Programming esprit d’escalier

by

Mixing Metaphors

Last night I was struck by a bolt of esprit d’escalier.*

Anecdotal Evidence

I was refactoring our part-of-speech tutorial to the new tagging interface introduced for CRFs. I’d spent over an hour stuck on a bug for unknown token evaluations, which had evocatively repeatable bug patterns. Finally, I had the sense to give up, get on the subway, and go home. As soon as I was sitting on my sofa watching Defying Gravity, it occurred to me what the problem was. I was updating the known token set for the initial segment of the test set and then recalculating test set scores. D’oh!

Down the Garden Path

The problem is that your brain gets into a rut. To borrow a metaphor from psycholinguistics, you wander down a programming garden path.

The Zen of Being Your Own Rubber Ducky

Way back in high school (post-internt, pre-web), Douglas Hofstadter’s book Gödel, Escher, Bach introduced me to the joy of the kōan. I liked the one about running around the house without thinking about white elephants. That is exactly how it feels when you’re down the garden path, trying to escape the labyrinth to reach enlightenment.

I contend that if you were good enough at zen meditation, you could be your own rubber ducky.


* The Wikipedia translates the expression “esprit d’escalier” as “staircase wit” and defines it succintly as “thinking of a clever comeback when it is too late”. I love the Wikipedia; they even point to an esprit d’escalier-themed Seinfeld episode, “The Comeback”.

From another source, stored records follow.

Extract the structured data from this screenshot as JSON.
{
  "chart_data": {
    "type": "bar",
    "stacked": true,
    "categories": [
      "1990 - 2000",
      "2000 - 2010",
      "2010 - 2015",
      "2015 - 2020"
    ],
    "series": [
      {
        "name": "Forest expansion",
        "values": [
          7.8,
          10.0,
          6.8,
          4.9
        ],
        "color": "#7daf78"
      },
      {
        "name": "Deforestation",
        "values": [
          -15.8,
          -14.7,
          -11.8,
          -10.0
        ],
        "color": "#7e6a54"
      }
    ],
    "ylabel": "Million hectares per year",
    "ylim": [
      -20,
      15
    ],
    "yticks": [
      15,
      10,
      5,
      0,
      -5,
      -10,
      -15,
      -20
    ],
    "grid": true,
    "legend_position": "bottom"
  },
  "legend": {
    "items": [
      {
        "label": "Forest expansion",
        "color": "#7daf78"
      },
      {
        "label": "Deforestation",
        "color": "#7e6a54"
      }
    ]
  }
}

Hunt and Thomas introduced the term “rubber ducky” in their book The Pragmatic Programmer. It’s about how useful it is to explain your problem out loud, even if only to a rubber ducky. The best rubber ducky is another programmer who actually understands what you’re talking about at some level. Mitzi and I have found each other more useful than our cats as rubber duckies.